Back in 2007 I wrote
The similarities between 1933 Germany and today's Russia are striking.
Mortified, defeated, survived economic crisis, shrunk military, authoritarian government, desire for national greatness, territories to reclaim, history of military strength even without major allies, arms limitations treaties in force (...) they could grab Eastern European territories just like Germany was able to grab Saarland, Austria, Czechoslovakia and Memel before appeasement was given up.
I'm a little embittered about how 'very serious people' of 2007 were talking and writing all about COIN and interventions as the future of warfare, and seamlessly switched to pretending to give important counsel about Russia and China when it became apparent that their old counsel was bollocks.
I've never invested self-discipline into writing in a polished, "very serious people" pundit style unless I got paid for it.
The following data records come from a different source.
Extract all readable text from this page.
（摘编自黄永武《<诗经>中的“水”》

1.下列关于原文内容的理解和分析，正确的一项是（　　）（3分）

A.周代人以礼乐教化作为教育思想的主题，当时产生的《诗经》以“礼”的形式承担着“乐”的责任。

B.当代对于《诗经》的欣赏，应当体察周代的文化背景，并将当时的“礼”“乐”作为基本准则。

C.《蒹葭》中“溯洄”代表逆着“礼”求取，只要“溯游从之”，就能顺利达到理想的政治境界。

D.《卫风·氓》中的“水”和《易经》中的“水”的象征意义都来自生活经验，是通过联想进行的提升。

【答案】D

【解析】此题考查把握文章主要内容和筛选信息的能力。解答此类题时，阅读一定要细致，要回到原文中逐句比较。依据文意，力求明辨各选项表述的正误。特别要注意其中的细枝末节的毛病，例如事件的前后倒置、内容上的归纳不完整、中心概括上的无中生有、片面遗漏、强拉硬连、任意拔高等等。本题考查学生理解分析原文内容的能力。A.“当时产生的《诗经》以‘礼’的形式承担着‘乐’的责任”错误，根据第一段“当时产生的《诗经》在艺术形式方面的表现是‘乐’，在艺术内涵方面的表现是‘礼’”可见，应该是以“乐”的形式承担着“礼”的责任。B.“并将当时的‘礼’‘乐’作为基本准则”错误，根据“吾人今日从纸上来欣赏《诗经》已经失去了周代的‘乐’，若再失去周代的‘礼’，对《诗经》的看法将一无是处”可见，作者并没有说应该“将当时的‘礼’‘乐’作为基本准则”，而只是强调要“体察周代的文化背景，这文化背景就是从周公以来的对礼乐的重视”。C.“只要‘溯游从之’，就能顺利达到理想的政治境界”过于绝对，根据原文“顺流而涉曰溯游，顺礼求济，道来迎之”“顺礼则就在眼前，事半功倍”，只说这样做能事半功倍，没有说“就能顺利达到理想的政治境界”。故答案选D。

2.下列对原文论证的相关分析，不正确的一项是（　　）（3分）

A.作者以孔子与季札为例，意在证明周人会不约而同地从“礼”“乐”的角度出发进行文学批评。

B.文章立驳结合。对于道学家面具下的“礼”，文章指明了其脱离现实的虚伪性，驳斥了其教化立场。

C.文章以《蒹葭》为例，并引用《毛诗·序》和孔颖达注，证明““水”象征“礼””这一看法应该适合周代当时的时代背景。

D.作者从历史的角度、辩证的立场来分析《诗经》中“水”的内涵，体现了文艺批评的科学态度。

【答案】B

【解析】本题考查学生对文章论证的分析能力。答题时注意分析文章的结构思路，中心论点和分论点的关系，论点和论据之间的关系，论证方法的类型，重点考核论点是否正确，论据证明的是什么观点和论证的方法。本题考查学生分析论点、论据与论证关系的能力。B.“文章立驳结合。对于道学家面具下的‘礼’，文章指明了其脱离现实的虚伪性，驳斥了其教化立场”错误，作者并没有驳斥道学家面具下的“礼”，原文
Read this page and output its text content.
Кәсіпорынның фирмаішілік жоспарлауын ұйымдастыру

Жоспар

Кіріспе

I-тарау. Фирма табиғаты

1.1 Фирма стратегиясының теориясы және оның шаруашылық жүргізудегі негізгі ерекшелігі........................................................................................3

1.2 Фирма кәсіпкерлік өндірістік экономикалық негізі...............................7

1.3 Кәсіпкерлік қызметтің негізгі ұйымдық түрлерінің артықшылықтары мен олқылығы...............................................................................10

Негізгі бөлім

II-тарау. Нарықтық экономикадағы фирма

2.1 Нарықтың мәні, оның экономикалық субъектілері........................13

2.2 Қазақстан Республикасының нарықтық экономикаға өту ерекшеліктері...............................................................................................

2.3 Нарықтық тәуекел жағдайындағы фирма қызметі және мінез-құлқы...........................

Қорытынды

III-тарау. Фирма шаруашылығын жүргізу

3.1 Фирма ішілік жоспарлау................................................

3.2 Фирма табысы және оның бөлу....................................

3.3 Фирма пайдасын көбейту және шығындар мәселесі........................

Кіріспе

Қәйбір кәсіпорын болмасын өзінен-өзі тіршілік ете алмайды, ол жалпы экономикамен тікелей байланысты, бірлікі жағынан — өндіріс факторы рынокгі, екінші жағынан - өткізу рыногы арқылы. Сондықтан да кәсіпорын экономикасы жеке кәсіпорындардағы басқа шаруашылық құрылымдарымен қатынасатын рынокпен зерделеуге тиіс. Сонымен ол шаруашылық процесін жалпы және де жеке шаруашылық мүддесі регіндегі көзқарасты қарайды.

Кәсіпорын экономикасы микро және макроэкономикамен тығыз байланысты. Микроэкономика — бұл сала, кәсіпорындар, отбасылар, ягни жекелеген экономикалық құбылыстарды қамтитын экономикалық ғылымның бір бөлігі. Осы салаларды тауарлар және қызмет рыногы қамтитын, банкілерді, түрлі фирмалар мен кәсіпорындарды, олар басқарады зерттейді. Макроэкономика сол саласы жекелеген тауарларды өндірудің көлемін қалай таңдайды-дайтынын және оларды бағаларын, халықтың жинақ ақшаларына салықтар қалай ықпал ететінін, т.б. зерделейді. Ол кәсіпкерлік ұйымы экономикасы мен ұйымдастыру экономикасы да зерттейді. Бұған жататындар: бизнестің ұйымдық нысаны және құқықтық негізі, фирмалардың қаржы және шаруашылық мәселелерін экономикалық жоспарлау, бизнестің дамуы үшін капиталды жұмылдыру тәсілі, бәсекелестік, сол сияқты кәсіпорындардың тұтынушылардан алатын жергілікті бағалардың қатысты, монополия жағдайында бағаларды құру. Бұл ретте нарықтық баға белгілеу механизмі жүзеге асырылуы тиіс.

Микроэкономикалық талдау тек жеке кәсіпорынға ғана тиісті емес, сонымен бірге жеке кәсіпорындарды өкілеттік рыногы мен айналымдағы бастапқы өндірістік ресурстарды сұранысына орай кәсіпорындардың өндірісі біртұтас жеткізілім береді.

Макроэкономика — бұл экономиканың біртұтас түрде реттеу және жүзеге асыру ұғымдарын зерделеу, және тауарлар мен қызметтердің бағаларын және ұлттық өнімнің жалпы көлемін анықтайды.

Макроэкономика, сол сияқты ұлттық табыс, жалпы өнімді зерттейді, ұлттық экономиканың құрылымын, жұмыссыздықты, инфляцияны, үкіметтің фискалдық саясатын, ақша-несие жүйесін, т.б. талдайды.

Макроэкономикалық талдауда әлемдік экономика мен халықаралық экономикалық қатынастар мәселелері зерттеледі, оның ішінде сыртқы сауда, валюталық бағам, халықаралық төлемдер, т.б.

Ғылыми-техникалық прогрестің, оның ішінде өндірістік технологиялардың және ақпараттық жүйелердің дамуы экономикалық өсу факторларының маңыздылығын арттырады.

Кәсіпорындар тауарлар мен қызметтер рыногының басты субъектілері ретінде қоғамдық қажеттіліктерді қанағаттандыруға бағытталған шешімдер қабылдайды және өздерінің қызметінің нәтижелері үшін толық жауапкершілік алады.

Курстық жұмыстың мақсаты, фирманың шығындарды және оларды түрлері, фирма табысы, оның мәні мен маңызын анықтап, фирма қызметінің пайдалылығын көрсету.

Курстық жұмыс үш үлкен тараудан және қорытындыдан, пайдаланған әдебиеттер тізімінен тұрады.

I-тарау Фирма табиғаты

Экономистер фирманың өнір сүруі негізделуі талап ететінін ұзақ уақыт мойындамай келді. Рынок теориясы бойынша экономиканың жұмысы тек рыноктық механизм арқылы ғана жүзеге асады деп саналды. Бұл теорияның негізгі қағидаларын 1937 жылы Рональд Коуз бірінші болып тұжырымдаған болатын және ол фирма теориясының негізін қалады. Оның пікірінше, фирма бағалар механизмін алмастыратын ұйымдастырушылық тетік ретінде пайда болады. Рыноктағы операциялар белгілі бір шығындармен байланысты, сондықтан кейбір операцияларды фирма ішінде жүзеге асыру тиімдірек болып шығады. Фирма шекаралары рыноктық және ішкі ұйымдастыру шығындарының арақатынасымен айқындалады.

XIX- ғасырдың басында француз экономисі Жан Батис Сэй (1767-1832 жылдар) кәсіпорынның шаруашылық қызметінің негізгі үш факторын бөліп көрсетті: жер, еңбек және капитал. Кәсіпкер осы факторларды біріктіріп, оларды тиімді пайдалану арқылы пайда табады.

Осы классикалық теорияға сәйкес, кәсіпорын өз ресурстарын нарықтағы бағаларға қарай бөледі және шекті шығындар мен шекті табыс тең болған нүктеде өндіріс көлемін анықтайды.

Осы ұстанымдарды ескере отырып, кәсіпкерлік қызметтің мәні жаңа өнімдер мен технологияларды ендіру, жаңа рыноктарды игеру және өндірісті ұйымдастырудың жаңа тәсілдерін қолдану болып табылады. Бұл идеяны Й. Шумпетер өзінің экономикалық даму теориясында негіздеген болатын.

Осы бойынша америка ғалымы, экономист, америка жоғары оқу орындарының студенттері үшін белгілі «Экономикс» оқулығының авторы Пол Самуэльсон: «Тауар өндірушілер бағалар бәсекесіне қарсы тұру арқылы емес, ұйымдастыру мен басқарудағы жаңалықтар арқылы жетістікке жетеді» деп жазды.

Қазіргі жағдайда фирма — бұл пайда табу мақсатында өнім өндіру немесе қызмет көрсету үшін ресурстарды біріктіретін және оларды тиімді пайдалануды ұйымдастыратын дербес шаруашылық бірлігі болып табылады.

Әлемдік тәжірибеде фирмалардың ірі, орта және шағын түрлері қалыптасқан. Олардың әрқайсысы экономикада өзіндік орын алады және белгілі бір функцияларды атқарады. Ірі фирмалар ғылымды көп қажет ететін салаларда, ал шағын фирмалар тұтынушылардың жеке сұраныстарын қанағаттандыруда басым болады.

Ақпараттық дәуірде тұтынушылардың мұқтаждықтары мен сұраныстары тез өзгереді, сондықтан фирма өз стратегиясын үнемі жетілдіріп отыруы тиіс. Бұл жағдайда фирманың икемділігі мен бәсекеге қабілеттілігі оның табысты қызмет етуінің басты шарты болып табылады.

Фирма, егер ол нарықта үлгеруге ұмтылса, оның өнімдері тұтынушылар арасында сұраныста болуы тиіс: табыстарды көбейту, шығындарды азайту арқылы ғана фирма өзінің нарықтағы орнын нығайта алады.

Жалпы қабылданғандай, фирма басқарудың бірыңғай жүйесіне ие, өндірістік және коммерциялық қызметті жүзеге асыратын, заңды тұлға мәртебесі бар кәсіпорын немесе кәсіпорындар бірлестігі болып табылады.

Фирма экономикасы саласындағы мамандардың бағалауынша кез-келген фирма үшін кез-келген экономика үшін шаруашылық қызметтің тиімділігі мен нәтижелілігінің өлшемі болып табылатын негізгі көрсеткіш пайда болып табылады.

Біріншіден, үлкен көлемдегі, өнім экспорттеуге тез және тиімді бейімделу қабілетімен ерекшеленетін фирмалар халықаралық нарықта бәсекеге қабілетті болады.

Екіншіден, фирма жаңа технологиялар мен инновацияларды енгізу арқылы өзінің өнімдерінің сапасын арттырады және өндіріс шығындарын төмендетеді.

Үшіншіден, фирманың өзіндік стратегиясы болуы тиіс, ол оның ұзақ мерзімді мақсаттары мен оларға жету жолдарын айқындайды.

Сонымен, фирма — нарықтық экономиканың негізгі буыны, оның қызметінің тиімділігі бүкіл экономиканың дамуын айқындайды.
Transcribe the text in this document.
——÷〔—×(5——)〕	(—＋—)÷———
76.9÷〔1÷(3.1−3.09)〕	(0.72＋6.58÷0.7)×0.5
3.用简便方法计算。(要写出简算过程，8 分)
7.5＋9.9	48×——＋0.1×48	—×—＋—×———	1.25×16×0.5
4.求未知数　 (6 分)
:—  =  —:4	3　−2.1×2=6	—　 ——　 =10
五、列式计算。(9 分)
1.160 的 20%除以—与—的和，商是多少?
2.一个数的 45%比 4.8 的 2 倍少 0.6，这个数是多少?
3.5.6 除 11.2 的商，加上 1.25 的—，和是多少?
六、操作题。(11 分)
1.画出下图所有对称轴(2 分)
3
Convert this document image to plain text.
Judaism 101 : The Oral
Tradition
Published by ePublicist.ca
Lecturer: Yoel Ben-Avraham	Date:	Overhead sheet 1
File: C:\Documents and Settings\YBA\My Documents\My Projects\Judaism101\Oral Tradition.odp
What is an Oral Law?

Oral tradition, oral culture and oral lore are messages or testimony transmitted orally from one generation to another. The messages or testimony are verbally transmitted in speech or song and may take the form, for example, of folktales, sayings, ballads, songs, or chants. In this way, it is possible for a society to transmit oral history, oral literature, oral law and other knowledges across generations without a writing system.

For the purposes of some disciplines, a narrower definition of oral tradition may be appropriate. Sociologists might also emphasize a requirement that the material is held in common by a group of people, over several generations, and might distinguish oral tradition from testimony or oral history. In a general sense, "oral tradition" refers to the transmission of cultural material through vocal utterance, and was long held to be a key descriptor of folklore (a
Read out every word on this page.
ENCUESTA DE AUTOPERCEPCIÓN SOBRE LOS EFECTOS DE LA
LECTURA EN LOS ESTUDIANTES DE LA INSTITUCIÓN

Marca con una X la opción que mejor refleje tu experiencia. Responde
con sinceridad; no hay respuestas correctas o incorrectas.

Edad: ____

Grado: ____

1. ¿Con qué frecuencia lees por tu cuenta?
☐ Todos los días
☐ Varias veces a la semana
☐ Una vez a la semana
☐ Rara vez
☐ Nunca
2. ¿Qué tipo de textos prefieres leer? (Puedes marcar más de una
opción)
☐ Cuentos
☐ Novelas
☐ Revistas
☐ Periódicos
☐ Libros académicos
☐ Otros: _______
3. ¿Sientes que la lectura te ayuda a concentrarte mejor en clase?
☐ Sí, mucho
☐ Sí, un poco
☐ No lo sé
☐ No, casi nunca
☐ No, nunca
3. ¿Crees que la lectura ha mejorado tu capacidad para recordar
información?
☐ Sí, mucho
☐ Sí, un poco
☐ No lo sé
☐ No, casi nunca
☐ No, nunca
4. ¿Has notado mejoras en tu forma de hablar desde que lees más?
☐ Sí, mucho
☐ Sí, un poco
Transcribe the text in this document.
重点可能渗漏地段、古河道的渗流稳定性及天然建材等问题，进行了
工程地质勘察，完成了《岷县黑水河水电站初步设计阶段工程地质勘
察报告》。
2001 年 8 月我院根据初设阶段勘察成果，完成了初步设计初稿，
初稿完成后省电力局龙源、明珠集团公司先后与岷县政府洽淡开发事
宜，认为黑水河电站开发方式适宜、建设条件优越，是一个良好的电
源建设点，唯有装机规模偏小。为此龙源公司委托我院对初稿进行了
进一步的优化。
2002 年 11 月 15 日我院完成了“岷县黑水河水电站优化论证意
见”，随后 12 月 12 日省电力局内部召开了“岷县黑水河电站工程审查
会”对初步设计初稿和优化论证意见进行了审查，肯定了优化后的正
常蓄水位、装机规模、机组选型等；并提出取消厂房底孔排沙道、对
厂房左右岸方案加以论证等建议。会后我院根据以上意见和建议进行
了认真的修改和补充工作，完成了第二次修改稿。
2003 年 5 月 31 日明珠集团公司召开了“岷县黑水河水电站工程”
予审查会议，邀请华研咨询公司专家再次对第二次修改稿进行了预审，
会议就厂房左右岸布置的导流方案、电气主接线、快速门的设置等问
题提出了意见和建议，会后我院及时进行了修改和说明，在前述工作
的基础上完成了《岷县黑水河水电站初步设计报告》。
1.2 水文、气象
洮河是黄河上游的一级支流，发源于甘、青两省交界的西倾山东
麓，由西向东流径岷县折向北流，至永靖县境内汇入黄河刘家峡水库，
My emphasis was on content, not style. My content is often critical enough to not win any fans among the establishment anyway. This concerns not the lest military spending, which you need to consider to be too little in order to be a true military affairs pundit. Hardly anybody can live off telling people not to give more money to stakeholders. The stakeholders won't pay you for such a message.
It's astonishing that COIN was ever able to get the attention of the military-industrial establishment in Germany at all, given the constitutional mandate for the German armed forces:
(1) The Federation shall establish Armed Forces for purposes of defence. Their numerical strength and general organisational structure must be shown in the budget.
(2) Apart from defence, the Armed Forces may be employed only to the extent expressly permitted by this Basic Law.
Sadly, the constitutional court once bent this (and Art. 24(2)) beyond recognition in 1994, which opened the gates for the stupid interventionista crowd in the first place.